Donc, le soulagement donné aux entreprises va dépendre essentiellement de l'utilisation de cette marge de $67 millions qu'a la ville. Elle pourra en passer une partie aux entreprises ou tout garder pour les augmentations de dépenses; enfin, comme je le disais, ce sont des choix que ceux qui administrent ou qui font le budget font eux-mêmes; c'est d'ailleurs tout le sens de la réforme fiscale. On ne va surtout pas vous dire comment utiliser cet argent.

Le Président (M. Jolivet): M. le député de Saint-Hyacinthe.

M. Cordeau: Une petite question concernant les finances de Montréal. Quel est le taux de transfert de taxes que vous irez chercher cette année? Est-ce que vous devez aller chercher le maximum ou... (22 h 45)

M. Lamarre: M. le Président, je ne voulais pas nécessairement en parler, mais, dans toute cette réforme-là, nous allons chercher le plus bas taux de transfert per capita. Nous avons l'effort fiscal le plus grand et l'indice de richesse à peu près le plus bas de la province. Ce sont des choses qu'on ne sait peut-être pas dans l'ensemble de la province, mais je dois dire ici, pour les membres de cette commission, que tous ces résultats, le transfert per capita est à peu près le plus bas, l'indice, l'effort fiscal est à peu près le plus haut à Montréal et l'indice de richesse un des plus bas de la province.
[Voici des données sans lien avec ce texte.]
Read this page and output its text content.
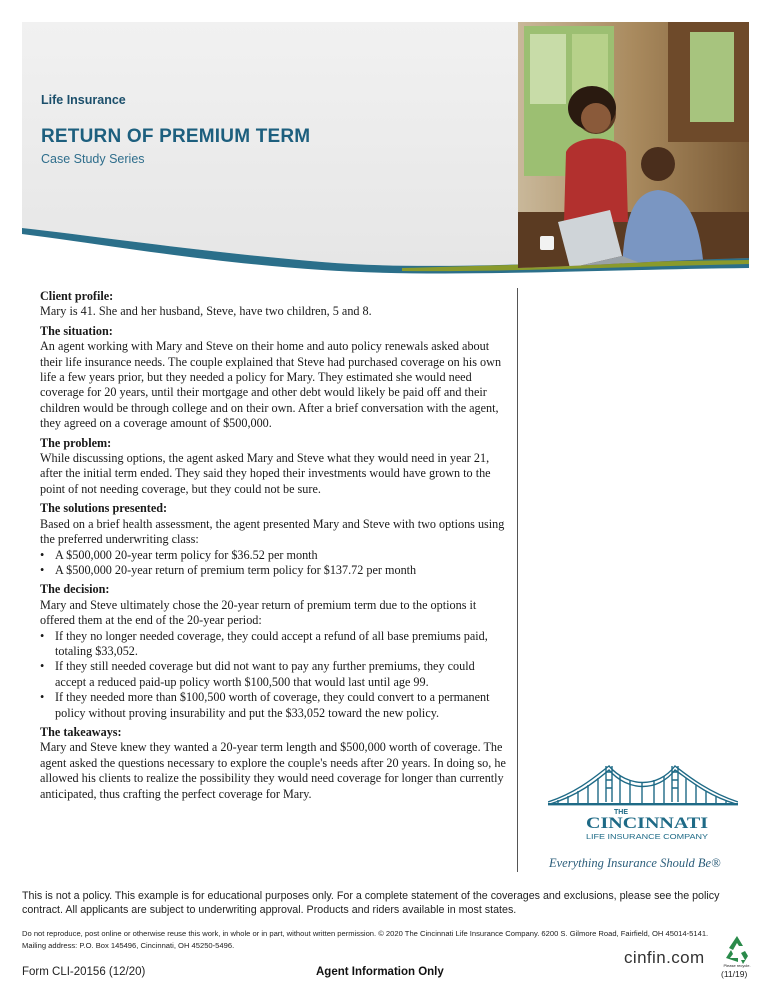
Life Insurance
RETURN OF PREMIUM TERM
Case Study Series
Client profile:
Mary is 41. She and her husband, Steve, have two children, 5 and 8.
The situation:
An agent working with Mary and Steve on their home and auto policy renewals asked about their life insurance needs. The couple explained that Steve had purchased coverage on his own life a few years prior, but they needed a policy for Mary. They estimated she would need coverage for 20 years, until their mortgage and other debt would likely be paid off and their children would be through college and on their own. After a brief conversation with the agent, they agreed on a coverage amount of $500,000.
The problem:
While discussing options, the agent asked Mary and Steve what they would need in year 21, after the initial term ended. They said they hoped their investments would have grown to the point of not needing coverage, but they could not be sure.
The solutions presented:
Based on a brief health assessment, the agent presented Mary and Steve with two options using the preferred underwriting class:
• A $500,000 20-year term policy for $36.52 per month
• A $500,000 20-year return of premium term policy for $137.72 per month
The decision:
Mary and Steve ultimately chose the 20-year return of premium term due to the options it offered them at the end of the 20-year period:
• If they no longer needed coverage, they could accept a refund of all base premiums paid, totaling $33,052.
• If they still needed coverage but did not want to pay any further premiums, they could accept a reduced paid-up policy worth $100,500 that would last until age 99.
• If they needed more than $100,500 worth of coverage, they could convert to a permanent policy without proving insurability and put the $33,052 toward the new policy.
The takeaways:
Mary and Steve knew they wanted a 20-year term length and $500,000 worth of coverage. The agent asked the questions necessary to explore the couple's needs after 20 years. In doing so, he allowed his clients to realize the possibility they would need coverage for longer than currently anticipated, thus crafting the perfect coverage for Mary.
THE
CINCINNATI
LIFE INSURANCE COMPANY
Everything Insurance Should Be®
This is not a policy. This example is for educational purposes only. For a complete statement of the coverages and exclusions, please see the policy contract. All applicants are subject to underwriting approval. Products and riders available in most states.
Do not reproduce, post online or otherwise reuse this work, in whole or in part, without written permission. © 2020 The Cincinnati Life Insurance Company. 6200 S. Gilmore Road, Fairfield, OH 45014-5141. Mailing address: P.O. Box 145496, Cincinnati, OH 45250-5496.
Form CLI-20156 (12/20)	Agent Information Only
cinfin.com	Please recycle.
(11/19)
Le Président (M. Jolivet): M. le député de Laval. Oui.

M. Cordeau: Peut-être une dernière question. M. le Président de l'Union des municipalités, dans votre mémoire, en quelques endroits, vous témoignez d'une crainte, des craintes sur l'autonomie municipale ou le droit de gérance, soit par de la réglementation ou à quelque endroit dans le projet de loi, surtout à l'article 252, où vous faites allusion à certains amendements que vous suggéreriez. Pourriez-vous expliciter votre pensée concernant cette crainte d'entorses à l'autonomie ou au droit de gérance?
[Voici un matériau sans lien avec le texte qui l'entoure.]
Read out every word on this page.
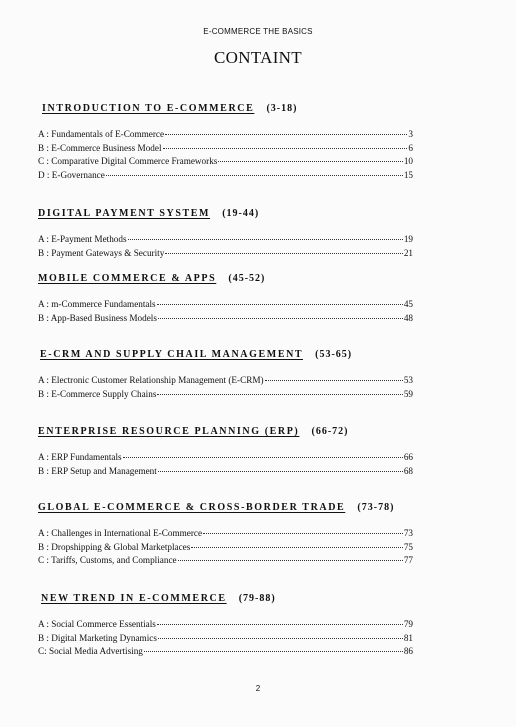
E-COMMERCE THE BASICS
CONTAINT
INTRODUCTION TO E-COMMERCE (3-18)
A : Fundamentals of E-Commerce	3
B : E-Commerce Business Model	6
C : Comparative Digital Commerce Frameworks	10
D : E-Governance	15
DIGITAL PAYMENT SYSTEM (19-44)
A : E-Payment Methods	19
B : Payment Gateways & Security	21
MOBILE COMMERCE & APPS (45-52)
A : m-Commerce Fundamentals	45
B : App-Based Business Models	48
E-CRM AND SUPPLY CHAIL MANAGEMENT (53-65)
A : Electronic Customer Relationship Management (E-CRM)	53
B : E-Commerce Supply Chains	59
ENTERPRISE RESOURCE PLANNING (ERP) (66-72)
A : ERP Fundamentals	66
B : ERP Setup and Management	68
GLOBAL E-COMMERCE & CROSS-BORDER TRADE (73-78)
A : Challenges in International E-Commerce	73
B : Dropshipping & Global Marketplaces	75
C : Tariffs, Customs, and Compliance	77
NEW TREND IN E-COMMERCE (79-88)
A : Social Commerce Essentials	79
B : Digital Marketing Dynamics	81
C: Social Media Advertising	86
2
M. O'Bready: Je pense, M. le député, que c'est essentiellement sur les pouvoirs de réglementation qui sont déférés au ministre par les articles 252 et suivants du projet de loi, on y fait allusion dans le mémoire et on a d'ailleurs des recommandations plus précises dans le document technique qui est déposé en annexe. C'est essentiellement

dans ce sens qu'on peut considérer qu'il peut y avoir des entorses à l'autonomie municipale, du moins autonomie de gestion comme telle. C'est dans ce sens que nos recommandations sont faites.
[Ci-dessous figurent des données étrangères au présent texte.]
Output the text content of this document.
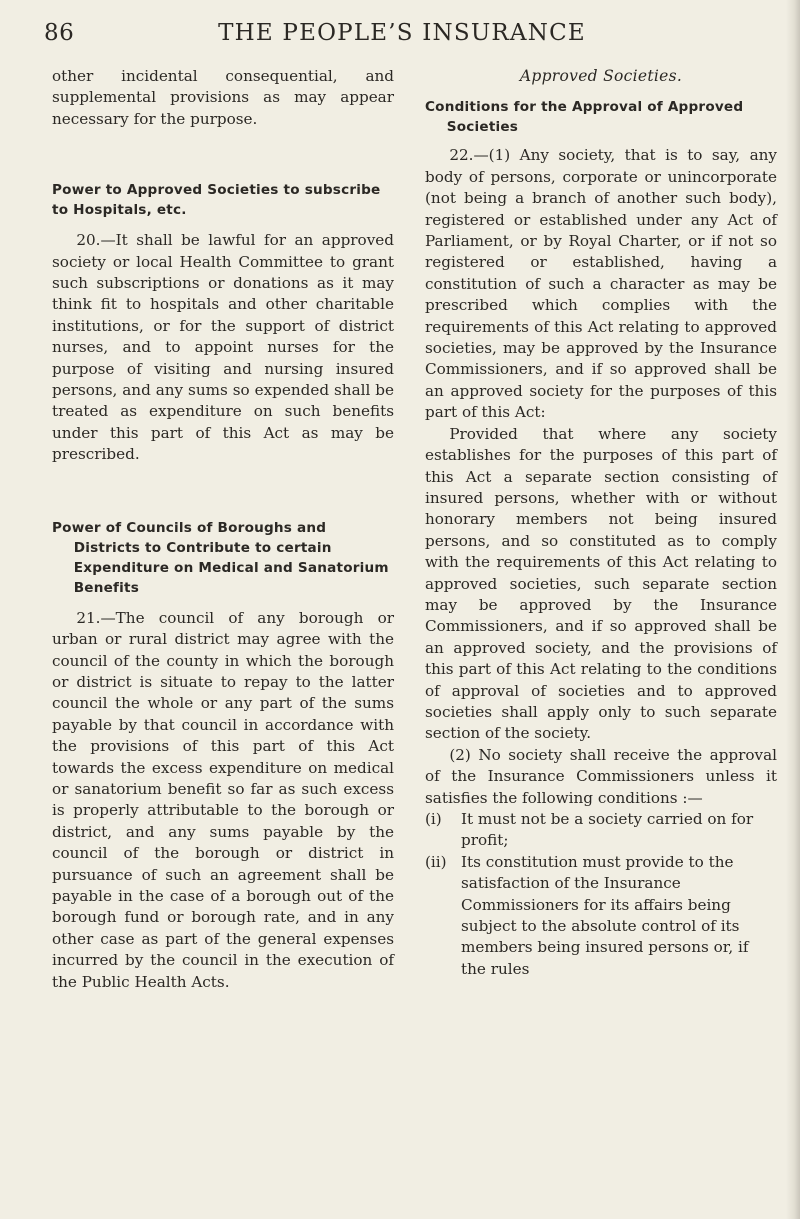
86	THE PEOPLE’S INSURANCE

other incidental consequential, and supplemental provisions as may appear necessary for the purpose.

Power to Approved Societies to subscribe to Hospitals, etc.

20.—It shall be lawful for an approved society or local Health Committee to grant such subscriptions or donations as it may think fit to hospitals and other charitable institutions, or for the support of district nurses, and to appoint nurses for the purpose of visiting and nursing insured persons, and any sums so expended shall be treated as expenditure on such benefits under this part of this Act as may be prescribed.

Power of Councils of Boroughs and Districts to Contribute to certain Expenditure on Medical and Sanatorium Benefits

21.—The council of any borough or urban or rural district may agree with the council of the county in which the borough or district is situate to repay to the latter council the whole or any part of the sums payable by that council in accordance with the provisions of this part of this Act towards the excess expenditure on medical or sanatorium benefit so far as such excess is properly attributable to the borough or district, and any sums payable by the council of the borough or district in pursuance of such an agreement shall be payable in the case of a borough out of the borough fund or borough rate, and in any other case as part of the general expenses incurred by the council in the execution of the Public Health Acts.

Approved Societies.

Conditions for the Approval of Approved Societies

22.—(1) Any society, that is to say, any body of persons, corporate or unincorporate (not being a branch of another such body), registered or established under any Act of Parliament, or by Royal Charter, or if not so registered or established, having a constitution of such a character as may be prescribed which complies with the requirements of this Act relating to approved societies, may be approved by the Insurance Commissioners, and if so approved shall be an approved society for the purposes of this part of this Act:

Provided that where any society establishes for the purposes of this part of this Act a separate section consisting of insured persons, whether with or without honorary members not being insured persons, and so constituted as to comply with the requirements of this Act relating to approved societies, such separate section may be approved by the Insurance Commissioners, and if so approved shall be an approved society, and the provisions of this part of this Act relating to the conditions of approval of societies and to approved societies shall apply only to such separate section of the society.

(2) No society shall receive the approval of the Insurance Commissioners unless it satisfies the following conditions :—

(i)	It must not be a society carried on for profit;
(ii) Its constitution must provide to the satisfaction of the Insurance Commissioners for its affairs being subject to the absolute control of its members being insured persons or, if the rules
Le Président (M. Jolivet): M. le député de Laval.

M. Lavoie: Est-ce que j'ai bien compris le ministre des Finances tout à l'heure lorsqu'il disait que le bénéfice global pour la population de la communauté ou pour le territoire de la Communauté urbaine de Montréal était de l'ordre de $90 millions à peu près?

M. Parizeau: Non, la ville de Montréal. Pour l'ensemble du territoire de la Communauté urbaine, pour les municipalités seulement, c'est $146 millions. Pour les villes et les contribuables ensemble, c'est $210 millions.

M. Lavoie: Quel peut être l'effet pour la ville de Montréal de la nouvelle politique de transfert ou pour le métro entre autres, à partir de 1980 pour les immobilisations du métro? On a un engagement de financement du gouvernement à 100%, je crois, pour les investissements, mais quel sera l'effet sur vos emprunts? J'imagine que vous empruntez, vous n'avez pas l'argent comptant pour payer le métro. Si vous dépendez uniquement d'une promesse gouvernementale d'année en année, il ne faudrait pas que ce soit dans une loi ou quelque chose comme ça.

M. Lamarre: Nous sommes en train de regarder cette situation. Encore là, il y a une différence entre les calculs du gouvernement et nos propres calculs d'à peu près du simple au double.

M. Lavoie: Pardon, qu'est-ce que vous avez dit exactement?

M. Lamarre: À peu près du simple au double.

M. Lavoie: Qu'est-ce qui est du simple au double?

M. Lamarre: La nouvelle politique sur les transferts, comparativement à la politique qui était auparavant de subventionner le déficit, au lieu des 40% sur les revenus.

M. Lavoie: C'est-à-dire que vous avez un manque à gagner à cet endroit-là?

M. Lamarre: Lorsqu'on calcule $63 millions, il faut déduire encore une partie et...

M. Lavoie: Mais c'est le temps d'établir la position. Il faudrait que vous soyez peut-être un peu moins sibyllin ou un peu plus clair, parce qu'on doit étudier l'article, le projet de loi article par article. Now or never.

Le Président (M. Jolivet): M. le ministre des Finances.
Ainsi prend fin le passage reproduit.